A ideia de Caco causou algum estremecimento. Podiam dois autores de fontes bíblicas terem concepções diferentes sobre a criação? Não havia remédio para essa dúvida, a não ser lerem o capítulo 2 de Gênesis, com muita atenção. Os quatro entregaram-se, então, a essa tarefa. Leram todo o capítulo, do modo como tinham lido o primeiro. Notaram que os seres cuja criação é designada pela palavra bara, no capítulo 1, foram “formados” (wayiser, em hebraico) por Deus, no 2. É o caso do Homem, “formado do pó da terra” no verso 7, das Aves, “formadas da terra” no 19, e da Mulher, formada da costela do Homem no 22. Não lhes pareceu, portanto, haver dúvida: o padrão do capítulo 1 não se reproduz no 2, o que confirma a origem autônoma dos textos originais.
Verificaram mais que a associação de bara à bênção de Deus tampouco aparece em trechos esparsos da Bíblia sobre a criação. O que levou Caco a sugerir:
-- Se o padrão não se repete, deve ter sido adotado exclusivamente pelo autor do capítulo 1. Ele pode ter pretendido transmitir algo que nenhum outro autor bíblico afirmou. Pensemos: se o padrão tem por base a bênção, a ideia que introduz é de que criar, para Deus, é criar e abençoar. Portanto, os seres criados, mas não abençoados, nos sete dias, foram criados antes, quando também foram abençoados.
-- Mas isso não nos remete a uma criação em duas etapas, que vimos ter sido estranha ao pensamento judeu da época? perguntou Telha; e tinha boas razões para isso.
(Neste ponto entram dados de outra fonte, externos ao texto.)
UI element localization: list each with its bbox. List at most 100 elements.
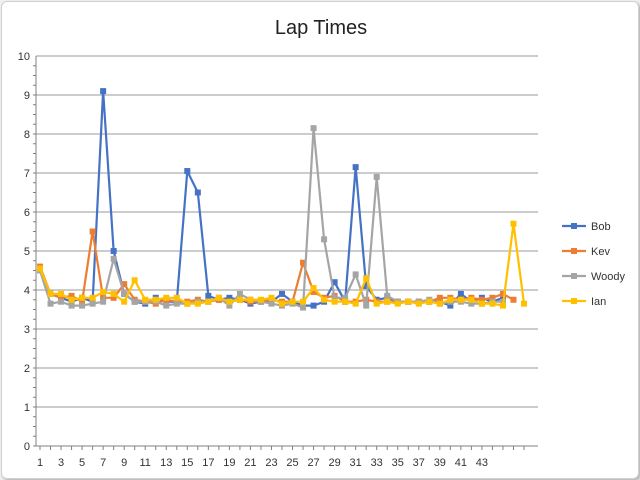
data-point <box>478 296 485 303</box>
y-tick-label: 8 <box>24 129 30 141</box>
data-point <box>205 292 212 299</box>
data-point <box>121 281 128 288</box>
data-point <box>352 271 359 278</box>
data-point <box>436 294 443 301</box>
data-point <box>215 294 222 301</box>
data-point <box>173 294 180 301</box>
series-bob <box>37 88 506 309</box>
data-point <box>363 283 370 290</box>
data-point <box>152 296 159 303</box>
y-tick-label: 0 <box>24 441 30 453</box>
data-point <box>521 300 527 307</box>
y-tick-label: 1 <box>24 402 30 414</box>
data-point <box>373 300 380 307</box>
data-point <box>121 298 128 305</box>
data-point <box>226 294 233 301</box>
data-point <box>100 88 107 95</box>
x-tick-label: 39 <box>434 457 446 469</box>
series-line-woody <box>38 127 503 309</box>
data-point <box>468 300 475 307</box>
data-point <box>300 298 307 305</box>
data-point <box>510 220 517 227</box>
data-point <box>110 248 117 254</box>
data-point <box>405 298 412 305</box>
series-ian <box>37 220 527 309</box>
data-point <box>163 302 170 309</box>
legend-label: Woody <box>591 271 626 283</box>
x-tick-label: 41 <box>455 457 467 469</box>
data-point <box>489 294 496 301</box>
data-point <box>331 279 338 286</box>
data-point <box>415 300 422 307</box>
x-tick-label: 9 <box>121 457 127 469</box>
data-point <box>363 275 370 282</box>
legend-marker <box>571 223 577 229</box>
data-point <box>163 294 170 301</box>
data-point <box>100 288 107 295</box>
data-point <box>489 300 496 307</box>
data-point <box>226 298 233 305</box>
data-point <box>300 304 307 311</box>
legend-item-bob: Bob <box>562 221 611 233</box>
x-tick-label: 29 <box>328 457 340 469</box>
data-point <box>342 298 349 305</box>
x-tick-label: 31 <box>350 457 362 469</box>
data-point <box>194 300 201 307</box>
data-point <box>194 189 201 196</box>
x-tick-label: 35 <box>392 457 404 469</box>
data-point <box>247 296 254 303</box>
data-point <box>447 302 454 309</box>
data-point <box>100 298 107 305</box>
x-tick-label: 37 <box>413 457 425 469</box>
data-point <box>436 300 443 307</box>
x-tick-label: 17 <box>202 457 214 469</box>
data-point <box>37 265 43 272</box>
data-point <box>426 298 433 305</box>
data-point <box>205 298 212 305</box>
legend-item-woody: Woody <box>562 271 626 283</box>
data-point <box>321 236 328 243</box>
data-point <box>289 298 296 305</box>
series-kev <box>37 228 517 307</box>
gridlines <box>36 55 538 447</box>
x-tick-label: 11 <box>140 457 151 469</box>
data-point <box>499 302 506 309</box>
data-point <box>447 296 454 303</box>
data-point <box>457 296 464 303</box>
data-point <box>131 277 138 284</box>
data-point <box>394 300 401 307</box>
data-point <box>58 294 65 301</box>
legend-label: Bob <box>591 221 611 233</box>
data-point <box>363 302 370 309</box>
data-point <box>68 296 75 303</box>
data-point <box>310 302 317 309</box>
x-tick-label: 33 <box>371 457 383 469</box>
data-point <box>373 173 380 180</box>
x-tick-label: 5 <box>79 457 85 469</box>
data-point <box>352 300 359 307</box>
data-point <box>331 294 338 301</box>
y-tick-label: 10 <box>18 51 30 63</box>
x-tick-label: 13 <box>160 457 172 469</box>
data-point <box>131 298 138 305</box>
data-point <box>89 228 96 235</box>
x-tick-label: 15 <box>181 457 193 469</box>
data-point <box>236 296 243 303</box>
data-point <box>300 259 307 266</box>
data-point <box>236 290 243 297</box>
x-tick-label: 19 <box>223 457 235 469</box>
data-point <box>499 290 506 297</box>
legend-label: Kev <box>591 246 610 258</box>
data-point <box>68 302 75 309</box>
data-point <box>510 296 517 303</box>
data-point <box>268 294 275 301</box>
data-point <box>89 294 96 301</box>
data-point <box>173 300 180 307</box>
data-point <box>468 296 475 303</box>
y-tick-label: 5 <box>24 246 30 258</box>
legend-item-ian: Ian <box>562 296 606 308</box>
data-point <box>352 164 359 171</box>
data-point <box>79 302 86 309</box>
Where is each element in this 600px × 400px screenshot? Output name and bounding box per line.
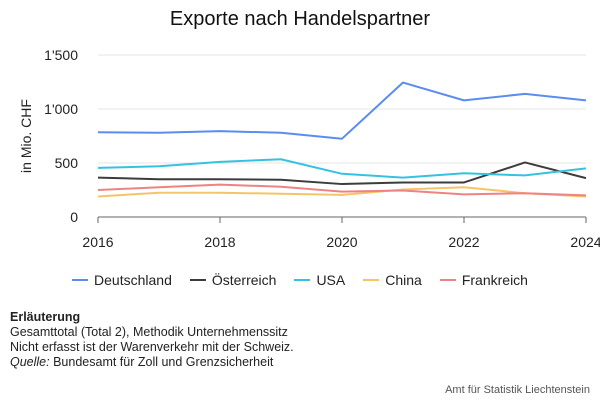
legend-item[interactable]: Deutschland xyxy=(72,272,172,288)
legend: Deutschland Österreich USA China Frankreich xyxy=(0,272,600,288)
chart-title: Exporte nach Handelspartner xyxy=(169,8,431,30)
y-axis-title: in Mio. CHF xyxy=(18,99,34,173)
notes: Erläuterung Gesamttotal (Total 2), Metho… xyxy=(10,310,294,370)
y-tick-label: 500 xyxy=(55,155,79,171)
x-axis: 2016 2018 2020 2022 2024 xyxy=(82,217,600,250)
x-tick-label: 2020 xyxy=(326,234,357,250)
x-tick-label: 2016 xyxy=(82,234,113,250)
y-tick-label: 0 xyxy=(70,209,78,225)
y-tick-label: 1'000 xyxy=(44,101,78,117)
series-line-frankreich xyxy=(97,183,587,197)
legend-swatch xyxy=(72,279,89,281)
legend-swatch xyxy=(363,279,380,281)
legend-swatch xyxy=(439,279,456,281)
legend-label: China xyxy=(385,272,422,288)
credit: Amt für Statistik Liechtenstein xyxy=(445,384,590,396)
legend-label: Österreich xyxy=(211,272,277,288)
notes-line-2: Nicht erfasst ist der Warenverkehr mit d… xyxy=(10,340,294,354)
series-line-österreich xyxy=(97,161,587,186)
legend-swatch xyxy=(189,279,206,281)
legend-item[interactable]: Österreich xyxy=(189,272,277,288)
x-tick-label: 2022 xyxy=(448,234,479,250)
series-line-usa xyxy=(97,158,587,179)
legend-label: Frankreich xyxy=(461,272,528,288)
legend-label: Deutschland xyxy=(94,272,172,288)
series-line-deutschland xyxy=(97,81,587,140)
legend-label: USA xyxy=(316,272,346,288)
series-line-china xyxy=(97,186,587,198)
line-chart: 0 500 1'000 1'500 2016 2018 2020 2022 2024 in M… xyxy=(18,47,600,250)
legend-swatch xyxy=(294,279,311,281)
notes-source: Quelle: Bundesamt für Zoll und Grenzsich… xyxy=(10,355,294,370)
legend-item[interactable]: China xyxy=(363,272,422,288)
legend-item[interactable]: USA xyxy=(294,272,345,288)
x-tick-label: 2024 xyxy=(570,234,600,250)
series-lines xyxy=(97,81,587,198)
source-label: Quelle: xyxy=(10,355,50,369)
legend-item[interactable]: Frankreich xyxy=(439,272,528,288)
notes-line-1: Gesamttotal (Total 2), Methodik Unterneh… xyxy=(10,325,288,339)
y-tick-label: 1'500 xyxy=(44,47,78,63)
y-axis: 0 500 1'000 1'500 xyxy=(44,47,78,225)
source-text: Bundesamt für Zoll und Grenzsicherheit xyxy=(53,355,274,369)
notes-heading: Erläuterung xyxy=(10,310,81,324)
x-tick-label: 2018 xyxy=(204,234,235,250)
-- Remete, sim, admitiu Caco. O autor de Gênesis 1 foi uma voz dissonante, no que tange às duas etapas. Exatamente por isso, pode ter sido um precursor dessa ideia entre os judeus. E pode não a ter divulgado, para não ser hostilizado por pessoas que pensavam diferentemente.
-- Admitamos, disse de Telha. Mas a que parte essas conclusões nos levam? De que nos servem?
-- Se Gênesis 1:1-2 equivalem ao toledot do capítulo 2, verso 4, os sete dias começam quando eles terminam. Assim, o padrão um único verbo para os seres que recebem a bênção divina, vários verbos para os que não a recebem ressalta ainda mais. O padrão é uma mensagem implícita, um testemunho tácito, nas entrelinhas do texto, pois não pôde ser manifesto. Em termos de História Natural, ele indica que a criação foi precedida por outros atos originadores. É preciso considerar esses atos implícitos, para se entender a mensagem da criação em Gênesis. E se os considerarmos, o testemunho bíblico passará a ser de que o mundo foi criado muito antes do quarto ou quinto milênio antes de Cristo, em que Adão é situado.
-- A palavrinha bara... murmurou Caco. Não é ela a chave do texto que lemos? E a chave não abre a porta da sua verdade?
-- Queres dizer que esconderam a chave durante milênios? indagou Louça.
À pergunta de Caco e Louça, Telha pegou várias outras:
-- O discurso da ciência, não contradiz o da Bíblia? Não é a religião a miragem de benefícios como os dos sonhos que tivemos na última noite? E a paixão da ciência: não remove a que inflama o coração crente?
O próprio Vidro acompanhou-os nesse perguntar que era também catarse:
-- A paixão da ciência... murmurou. A paixão em geral... Não são elas a falsa lira? Não percorremos em vão os volumes de uma ciência que se perdeu?